Reputation: 11
I'm currently learning grep
as well as regex / other shell tools. The input txt file is of a library that contains authors, their books, and editions
ISBN Title Edition Author Year
8298 foo 3 Charles 1999
I need to use grep
to find the total number of books that were published between a certain time period (example, 1993-2008).
I have tried:
grep -E ', (19(7[5-9]|[89][0-9])|200[0-5])$'
This didn't produce any result.
I also tried a regex that I came up with, which does produce the right number, but the regex isn't correct.
\s(197[5-9]|198[0-9]|199[0-9]|200[0-5])
Sorry for the vagueness in the question.
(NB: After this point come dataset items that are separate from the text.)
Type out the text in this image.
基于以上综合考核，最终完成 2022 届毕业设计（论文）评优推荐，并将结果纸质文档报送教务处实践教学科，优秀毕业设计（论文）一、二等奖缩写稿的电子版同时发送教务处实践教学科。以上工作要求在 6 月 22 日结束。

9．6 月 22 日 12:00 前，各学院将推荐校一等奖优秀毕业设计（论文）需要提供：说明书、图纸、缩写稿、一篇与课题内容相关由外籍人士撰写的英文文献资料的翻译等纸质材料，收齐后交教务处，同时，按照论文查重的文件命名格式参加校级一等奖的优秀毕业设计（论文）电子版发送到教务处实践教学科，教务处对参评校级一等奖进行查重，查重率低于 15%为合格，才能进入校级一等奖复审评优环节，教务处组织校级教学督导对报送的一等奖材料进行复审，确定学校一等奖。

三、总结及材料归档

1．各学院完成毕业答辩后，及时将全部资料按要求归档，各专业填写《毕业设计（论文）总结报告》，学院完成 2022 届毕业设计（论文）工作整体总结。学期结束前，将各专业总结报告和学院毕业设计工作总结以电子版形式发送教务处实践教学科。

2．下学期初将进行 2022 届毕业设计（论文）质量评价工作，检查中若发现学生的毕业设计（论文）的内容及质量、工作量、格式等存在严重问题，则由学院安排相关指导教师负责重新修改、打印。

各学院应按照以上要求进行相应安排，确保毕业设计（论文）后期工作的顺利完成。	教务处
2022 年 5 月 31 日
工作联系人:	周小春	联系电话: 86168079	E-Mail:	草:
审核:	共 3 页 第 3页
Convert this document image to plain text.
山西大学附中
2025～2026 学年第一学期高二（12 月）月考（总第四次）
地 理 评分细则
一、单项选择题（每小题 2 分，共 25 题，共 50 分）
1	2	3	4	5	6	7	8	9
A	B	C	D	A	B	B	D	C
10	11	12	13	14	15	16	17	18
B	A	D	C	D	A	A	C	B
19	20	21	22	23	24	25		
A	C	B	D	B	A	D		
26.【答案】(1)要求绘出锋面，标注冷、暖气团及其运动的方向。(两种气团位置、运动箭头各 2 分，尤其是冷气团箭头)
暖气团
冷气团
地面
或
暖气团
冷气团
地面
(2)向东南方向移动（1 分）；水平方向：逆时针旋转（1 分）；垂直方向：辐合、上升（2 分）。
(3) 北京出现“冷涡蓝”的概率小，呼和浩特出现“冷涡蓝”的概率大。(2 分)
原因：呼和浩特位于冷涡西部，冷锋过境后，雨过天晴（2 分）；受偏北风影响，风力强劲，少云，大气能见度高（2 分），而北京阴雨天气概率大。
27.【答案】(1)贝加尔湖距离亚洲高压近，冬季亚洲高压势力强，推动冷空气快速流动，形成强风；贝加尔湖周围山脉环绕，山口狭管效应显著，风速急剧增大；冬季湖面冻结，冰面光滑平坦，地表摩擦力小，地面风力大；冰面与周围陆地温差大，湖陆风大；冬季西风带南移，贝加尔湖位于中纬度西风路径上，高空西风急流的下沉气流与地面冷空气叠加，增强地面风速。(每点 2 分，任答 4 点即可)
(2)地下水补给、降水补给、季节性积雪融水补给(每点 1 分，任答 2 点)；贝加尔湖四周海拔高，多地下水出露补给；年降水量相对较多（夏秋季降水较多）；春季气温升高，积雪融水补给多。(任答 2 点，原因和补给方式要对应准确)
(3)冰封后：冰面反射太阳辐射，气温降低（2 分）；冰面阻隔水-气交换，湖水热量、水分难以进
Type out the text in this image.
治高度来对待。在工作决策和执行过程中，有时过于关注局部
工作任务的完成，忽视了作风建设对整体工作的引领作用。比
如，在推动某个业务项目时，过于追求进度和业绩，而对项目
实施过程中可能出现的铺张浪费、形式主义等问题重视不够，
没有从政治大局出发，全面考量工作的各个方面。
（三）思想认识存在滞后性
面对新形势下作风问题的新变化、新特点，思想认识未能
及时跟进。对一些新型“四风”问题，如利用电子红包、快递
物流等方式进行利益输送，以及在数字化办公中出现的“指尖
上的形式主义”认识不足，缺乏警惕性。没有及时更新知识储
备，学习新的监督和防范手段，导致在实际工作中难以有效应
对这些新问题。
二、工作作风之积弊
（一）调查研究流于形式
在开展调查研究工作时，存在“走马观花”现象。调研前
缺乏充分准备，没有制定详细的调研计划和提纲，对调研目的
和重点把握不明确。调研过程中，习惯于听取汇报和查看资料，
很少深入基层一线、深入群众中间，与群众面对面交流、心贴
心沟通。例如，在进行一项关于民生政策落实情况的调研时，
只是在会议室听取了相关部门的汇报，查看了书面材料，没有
Also, I'm running on WSL if that makes a difference.
Upvotes: -1
Views: 95
Reputation: 189789
In the general case, to grep
a specific field in comma-separated input, specify how many comma-separated fields to skip before the match.
grep -E '^([^,]*,){4}[[:space:]]*(19(7[5-9]|89][0-9]|200[0-5])$' file.csv
The expression [^,]*,
matches one field and the comma after it, i.e. zero or more characters which are not comma followed by one which is. By anchoring to beginning of line ^
and specifying four repetitions of this expression which skips one field, we target the beginning of the fifth.
Some, but not all, grep
implementations allow you to generalize the final anchor to (,|$)
i.e. to look for either another comma (for lines with more than five fields) or end of line (for lines with exactly five).
In real life, CSV files can contain quoted fields which embed a literal comma, so then you need a more complex regular expression. Real-life CSV files can also contain quoted fields which span multiple lines, so then grep
(or nontrivial Awk) alone will not cut it.
(Also, real CSV files don't have spaces after the commas.)
Upvotes: 0
Reputation: 16819
Since year appears at end of line, and assuming each record is a single line:
grep -E ', (19(7[5-9]|[89][0-9])|200[0-5])$'
Upvotes: 0
Reputation: 41962
You can use this
awk -F',' '1975 <= $5 && $5 <= 2005' books.txt
-F
is used for setting the field separator, and $5
is the 5th field
Upvotes: 1
Reputation: 11
I think I've figured it out though.
\s(197[5-9]|198[0-9]|199[0-9]|200[0-5])
If anyone has a better solution, do let me know. Thanks.
Upvotes: -2